The problem is that the database size is still in the hundreds of gigabytes so the full process may
take a long time to perform. Our initial benchmarks show that the total process takes around 3x longer than the time needed to downsize the largest table. Therefore, the worker queue may grow so big it destabilizes the entire system. We'd like to avoid that as much as possible!
Since most of the dump operation is fetching data from the database and saving it onto the EBS volume, it means that
the bottlenecks are the CPU and the EBS volume IOPS. We decided to try the dump
operation on a big multi-core instance that has an EBS volume with a high number of Provisioned IOPS. By using a
multi-core machine we're also able to run the pg_dump
operation with parallelization to speed things up even more.
Here's our final setup for the database instance downsize.
- One c4.4xlarge EC2 instance in the same subnet as the database instances. Set the EBS volume to have enough space for the dump and 10,000 IOPS. This will give us 16 cores.
- One m4.xlarge RDS instance with enough space to store 2x of the downsized database tables. We could easily get away with a smaller RDS instance, but we wanted more CPU for the restore procedure. Further, the instance type can be downgraded after the restore.

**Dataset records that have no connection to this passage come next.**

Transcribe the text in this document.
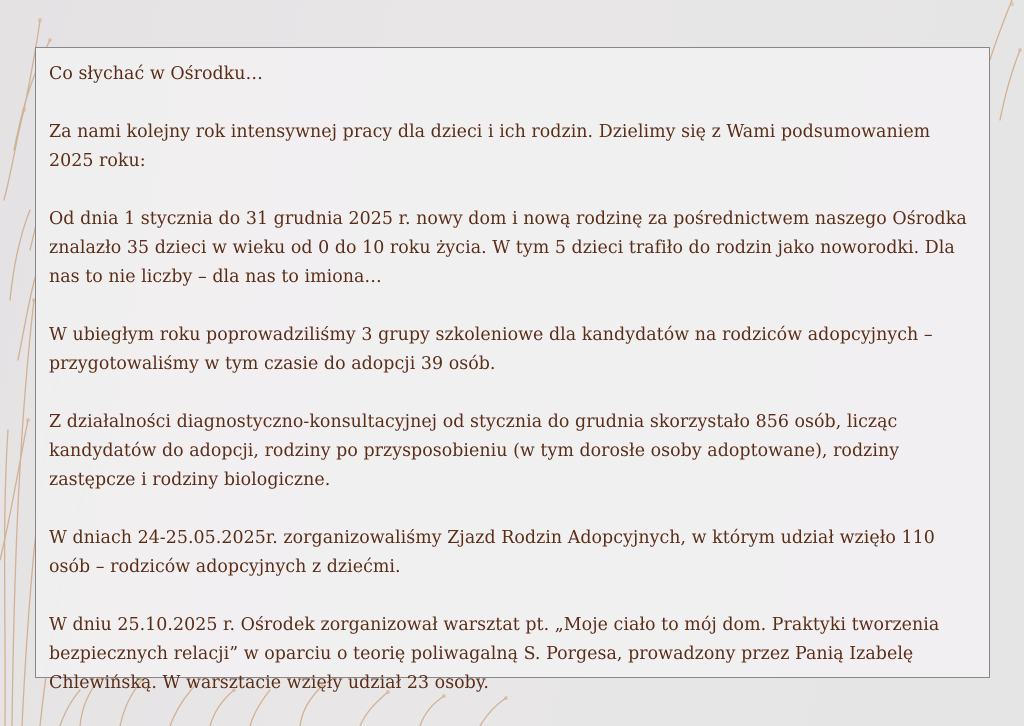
Co słychać w Ośrodku…

Za nami kolejny rok intensywnej pracy dla dzieci i ich rodzin. Dzielimy się z Wami podsumowaniem 2025 roku:

Od dnia 1 stycznia do 31 grudnia 2025 r. nowy dom i nową rodzinę za pośrednictwem naszego Ośrodka znalazło 35 dzieci w wieku od 0 do 10 roku życia. W tym 5 dzieci trafiło do rodzin jako noworodki. Dla nas to nie liczby – dla nas to imiona…

W ubiegłym roku poprowadziliśmy 3 grupy szkoleniowe dla kandydatów na rodziców adopcyjnych – przygotowaliśmy w tym czasie do adopcji 39 osób.

Z działalności diagnostyczno-konsultacyjnej od stycznia do grudnia skorzystało 856 osób, licząc kandydatów do adopcji, rodziny po przysposobieniu (w tym dorosłe osoby adoptowane), rodziny zastępcze i rodziny biologiczne.

W dniach 24-25.05.2025r. zorganizowaliśmy Zjazd Rodzin Adopcyjnych, w którym udział wzięło 110 osób – rodziców adopcyjnych z dziećmi.

W dniu 25.10.2025 r. Ośrodek zorganizował warsztat pt. „Moje ciało to mój dom. Praktyki tworzenia bezpiecznych relacji” w oparciu o teorię poliwagalną S. Porgesa, prowadzony przez Panią Izabelę Chlewińską. W warsztacie wzięły udział 23 osoby.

And here's how we will perform the dump and restore.
$ pg_dump \
-h current-db-instance.rds.amazonaws.com \
-U myuser \
-d mydatabase \
-F d \
-f /home/ubuntu/db-dump \
-j 16 \
-cCO
$ pg_restore \
-h new-db-instance.rds.amazonaws.com \
-U myuser \
-d mydatabase \
-F d \
-j 16 \
-cC \
Next Steps
As we said earlier, the next steps are to continue to support the same functionality and queries without relying on a live (and more costly) database. At the end of our journey, we will have moved off said "live" DB in favor of running various ETL processes that plumb data directly into our Data Warehouse. We'll need to carefully coordinate with our marketplace analysts and data scientists so that we don't disrupt their workflow during the transition. This step is expected to be widely different for each use case, so we will spare you the details!
In the interim, by performing the first two steps we will significantly cut down on DB hosting costs
and will shave almost 20% of our production environment hosting bill! This should buy us quite a lot of time to properly direct more resources towards our complete, stable long-term solution!